O que se observa, no mais das vezes, é que nem sempre os usuários da língua se sentem confortáveis no uso do verbo suicidar-se. De pronto, partilhe desta convicção: este verbo é sempre – sempre mesmo – pronominal. Mais que isso: pronominal essencial, não podendo descartar o pronome se.

 

Suicidar-se é verbo que se comporta à semelhança de arrepender-se. Não dizemos que o assaltante arrependeu de seu crime. Para andar de mãos dadas com o que é bem nosso, diga sem receio: o assaltante se arrependeu de seu crime.

 
Portanto, diga e escreva sem hesitar: eles se suicidaram, o réu se suicidou.
 

Fôssemos levar em conta tão apenas a etimologia – que se preocupa com a origem e a evolução da palavra –, a presença do pronome se, no caso específico de suicidar-se, configuraria redundância pura. Por quê? Este verbo é formado do sui inicial, que em latim traz a ideia de si próprio. A ele se amarra o radical cid, derivado do verbo latino caedere, que significa matar.

 

O elemento cida – aquele que mata – se presta para a formação de muitas palavras nossas, correspondendo à vítima do ato de matar. Homicida é o que mata o homem.

 

No direito, uxoricida denota que a vítima – o ser que sofre a ação – é a mulher. O uxoricida é, portanto, o marido que mata a própria mulher. Seu oposto seria mariticida, mulher que mata o marido. Xô, satanás!

 

 

Literalmente, suicidar-se traduz este sentido: se matar-se. No caso, a lógica gramatical aí não impera. O professor Cegalla, em seu Dicionário de Dificuldades, é categórico: A língua nem sempre se submete ao jugo da lógica.

 

No fluir dos tempos, ficou de todo esquecida a etimologia deste verbo, de tal forma que – sem medo de cometer nenhum desatino – até se pode afirmar que suicidar, dispensando-lhe o pronome, não é português.

 

Com esse esquecimento etimológico, perdeu-se a consciência de que o pronome se já fazia parte da composição do verbo. Aliás, isso não é fato insulado na história da língua. Há um balaio de palavras nas quais também nem percebemos que o mesmo fenômeno se dá.

 

Vejamos o caso de concordar com. A preposição com volta a ser usada, caracterizando uma redundância consagrada. Isso também ocorre com interpor-se entre, coincidir com, compartilhar com, antídoto contra. O uso avaliza: é cheque ao portador.

 

Se você ainda não se sente suficientemente convencido de que suicidar-se, acorrentado sempre ao pronome, é fato incontestável na língua, procure abeirar-se dos dicionários.

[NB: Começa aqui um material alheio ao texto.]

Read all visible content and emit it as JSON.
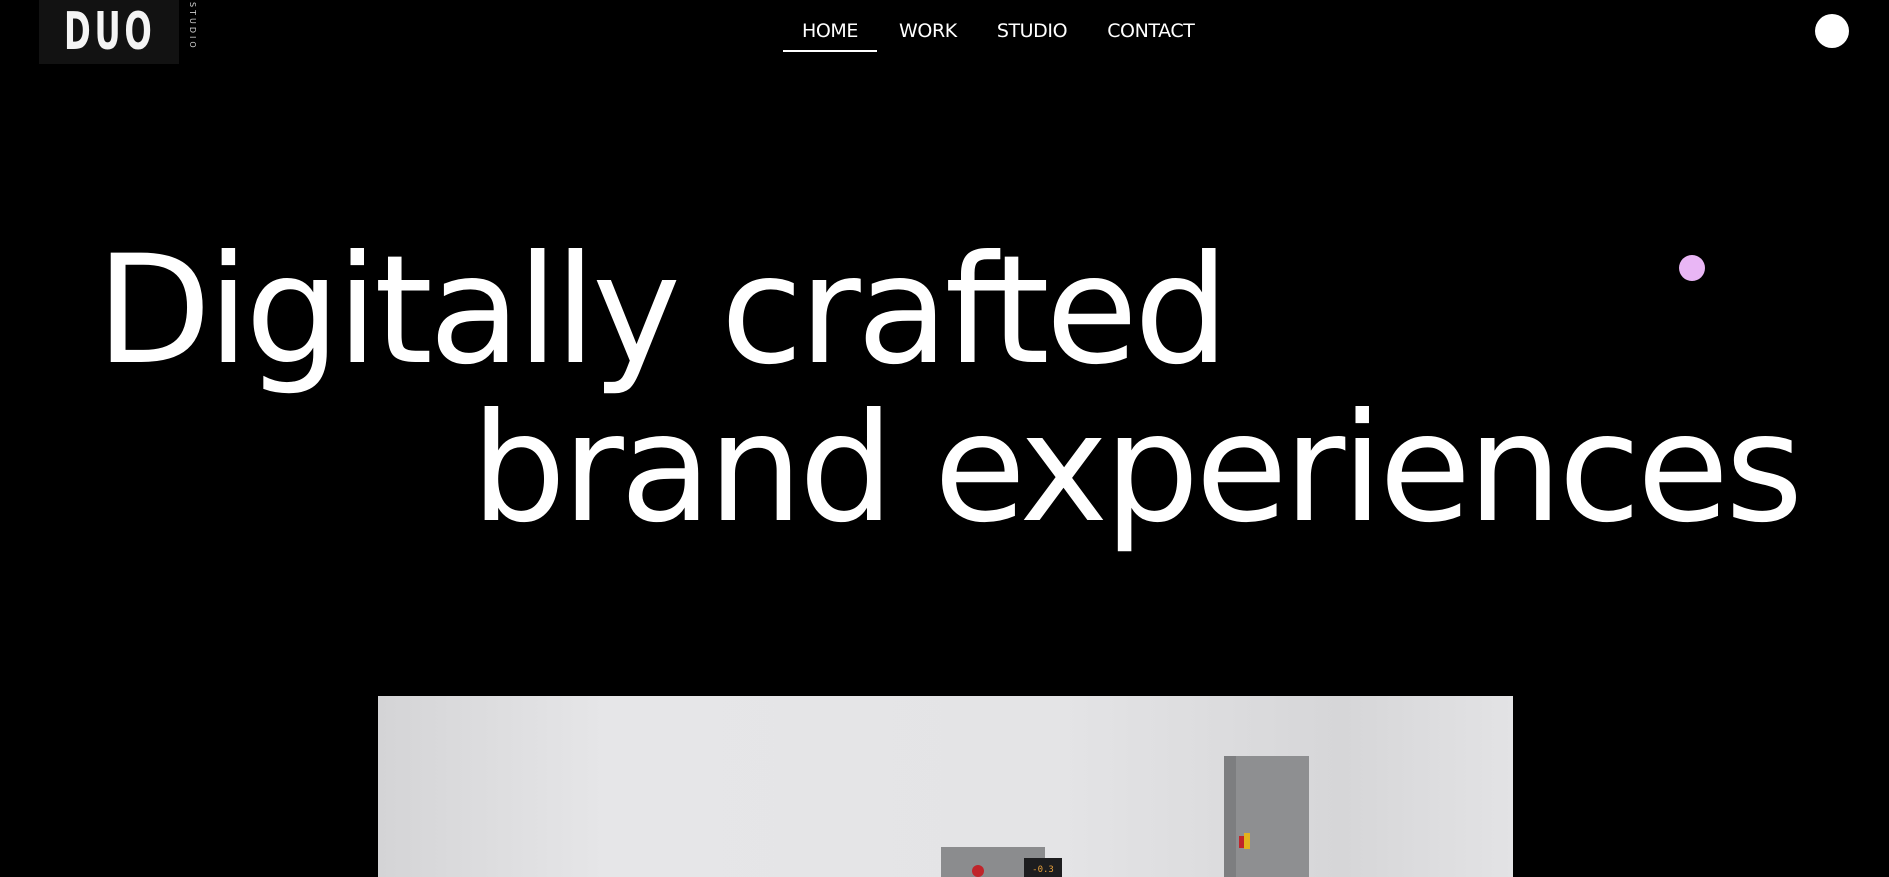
{
  "logo": {
    "main": "DUO",
    "sub": "STUDIO"
  },
  "nav": {
    "items": [
      {
        "label": "HOME",
        "active": true
      },
      {
        "label": "WORK",
        "active": false
      },
      {
        "label": "STUDIO",
        "active": false
      },
      {
        "label": "CONTACT",
        "active": false
      }
    ]
  },
  "hero": {
    "line1": "Digitally crafted",
    "line2": "brand experiences"
  },
  "image": {
    "display": "-0.3"
  },
  "colors": {
    "background": "#000000",
    "text": "#ffffff",
    "accent_dot": "#e9b6f5"
  },
  "icons": {
    "menu": "menu-circle-icon"
  }
}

A lição que daí se colhe é tão só esta: o verbo não dispensa a bengala do se. Aurélio registra este exemplo: Quando há anos morreu a bailarina russa..., lembro-me eu de que se suicidou um entusiasta da arte rítmica.

 

Vale anotar ainda que, figuradamente, suicidar-se significa arruinar-se, desgraçar-se. Fiquemos com o dicionarista Sacconi: Mudar de partido a esta altura é suicidar-se politicamente.

 

Disso tudo, é possível concluir: o verbo suicidar-se já está petrificado, constitui uma redundância consagrada, devendo ser usado sempre com o pronome. Na área jurídica, construamos: Por serem robustas as provas da acusação, o réu se suicidou na prisão.

 

Quanto a suicidar – desacompanhado do pronome se, portanto –, aceite meu conselho: coloque-o numa gaveta, tranque-a e jogue a chave fora.

 
Basta!
 
Professor Germano Aleixo Filho,
Assessor da Presidência do TJMT.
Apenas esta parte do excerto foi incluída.